Avacon-Trafostation auf dem Maschplatz macht Lust aufs Schwimmbad
Die künstlerisch gestaltete Trafostation am Maschplatz.

Avacon-Trafostation auf dem Maschplatz macht Lust aufs Schwimmbad

Sommer – Sonne – Trafostation. Drei Begriffe, von denen auf den ersten Blick nur zwei inhaltlich zusammenpassen zu scheinen. Doch wer sich die Trafostation auf dem Helmstedter Maschplatz anschaut, wird eines Besseren belehrt. Im Auftrag des Energiedienstleisters Avacon hatten dort in der vergangenen Woche professionelle Fassadenmaler der Firma art-efx aus Potsdam Hand angelegt und diese künstlerisch gestaltet – und zwar nicht mit dem Pinsel, sondern mit der Sprühdose.

Auf diese Weise machten sie aus dem zuvor unscheinbaren elektrischen Zweckbau einen echten Hingucker. Versehen wurde das Objekt nämlich mit Schwimm-Impressionen aus dem nahegelegenen Waldbad Birkerteich. Bei einem Ortstermin wurde die Arbeit der Fassadengestalter nun von Bürgermeister Wittich Schobert, Avacon-Kommunalreferentin Antje Klimek und Martin Lehmann, Vorsitzender des Fördervereins Waldbad Birkerteich, in Augenschein genommen. Alle drei zeigten sich von der Umsetzung begeistert.

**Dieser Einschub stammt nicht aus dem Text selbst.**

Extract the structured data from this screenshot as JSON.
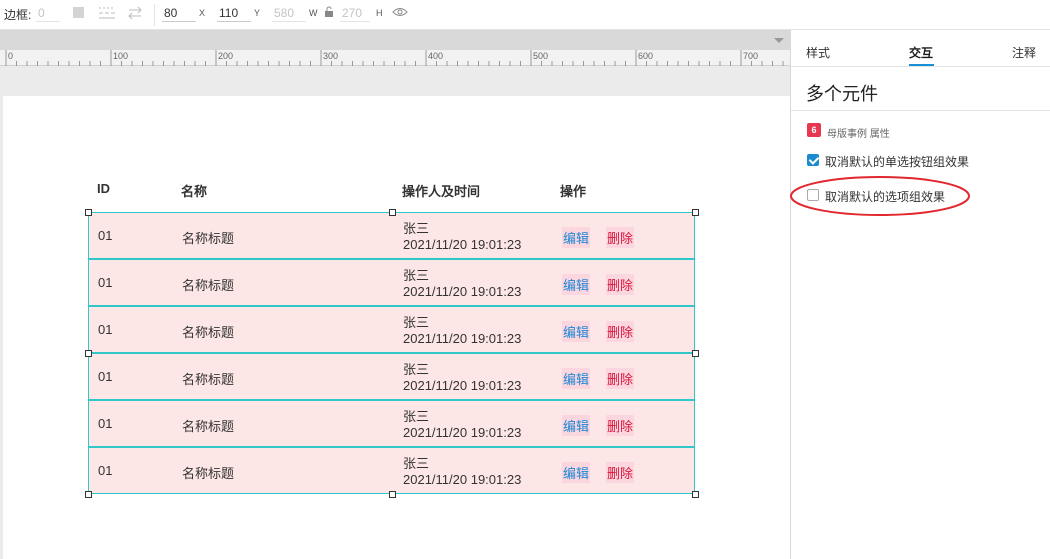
{
  "toolbar": {
    "border_label": "边框:",
    "border_value": "0",
    "x_value": "80",
    "x_suffix": "X",
    "y_value": "110",
    "y_suffix": "Y",
    "w_value": "580",
    "w_suffix": "W",
    "h_value": "270",
    "h_suffix": "H"
  },
  "ruler": {
    "ticks": [
      "0",
      "100",
      "200",
      "300",
      "400",
      "500",
      "600",
      "700"
    ]
  },
  "table": {
    "headers": {
      "id": "ID",
      "name": "名称",
      "operator": "操作人及时间",
      "actions": "操作"
    },
    "rows": [
      {
        "id": "01",
        "name": "名称标题",
        "operator": "张三",
        "time": "2021/11/20 19:01:23",
        "edit": "编辑",
        "delete": "删除"
      },
      {
        "id": "01",
        "name": "名称标题",
        "operator": "张三",
        "time": "2021/11/20 19:01:23",
        "edit": "编辑",
        "delete": "删除"
      },
      {
        "id": "01",
        "name": "名称标题",
        "operator": "张三",
        "time": "2021/11/20 19:01:23",
        "edit": "编辑",
        "delete": "删除"
      },
      {
        "id": "01",
        "name": "名称标题",
        "operator": "张三",
        "time": "2021/11/20 19:01:23",
        "edit": "编辑",
        "delete": "删除"
      },
      {
        "id": "01",
        "name": "名称标题",
        "operator": "张三",
        "time": "2021/11/20 19:01:23",
        "edit": "编辑",
        "delete": "删除"
      },
      {
        "id": "01",
        "name": "名称标题",
        "operator": "张三",
        "time": "2021/11/20 19:01:23",
        "edit": "编辑",
        "delete": "删除"
      }
    ]
  },
  "panel": {
    "tabs": [
      "样式",
      "交互",
      "注释"
    ],
    "active_tab": "交互",
    "title": "多个元件",
    "badge": "6",
    "badge_text": "母版事例 属性",
    "options": [
      {
        "label": "取消默认的单选按钮组效果",
        "checked": true
      },
      {
        "label": "取消默认的选项组效果",
        "checked": false
      }
    ]
  },
  "colors": {
    "accent": "#1890d6",
    "row_bg": "#fde6e6",
    "row_border": "#2fc7c7",
    "delete": "#d9143c",
    "badge": "#e8384f",
    "annotation": "#e0282e"
  }
}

„Gerade beim aktuellen hochsommerlichen Wetter machen die Motive Lust darauf, schnell Handtuch und Badehose einzupacken und ins Waldbad zu fahren. Auch die vielen Besucher, die mit ihrem Wohnmobil auf der Masch übernachten, werden so eindrucksvoll auf unser Waldbad hingewiesen“, ist sich Wittich Schobert sicher.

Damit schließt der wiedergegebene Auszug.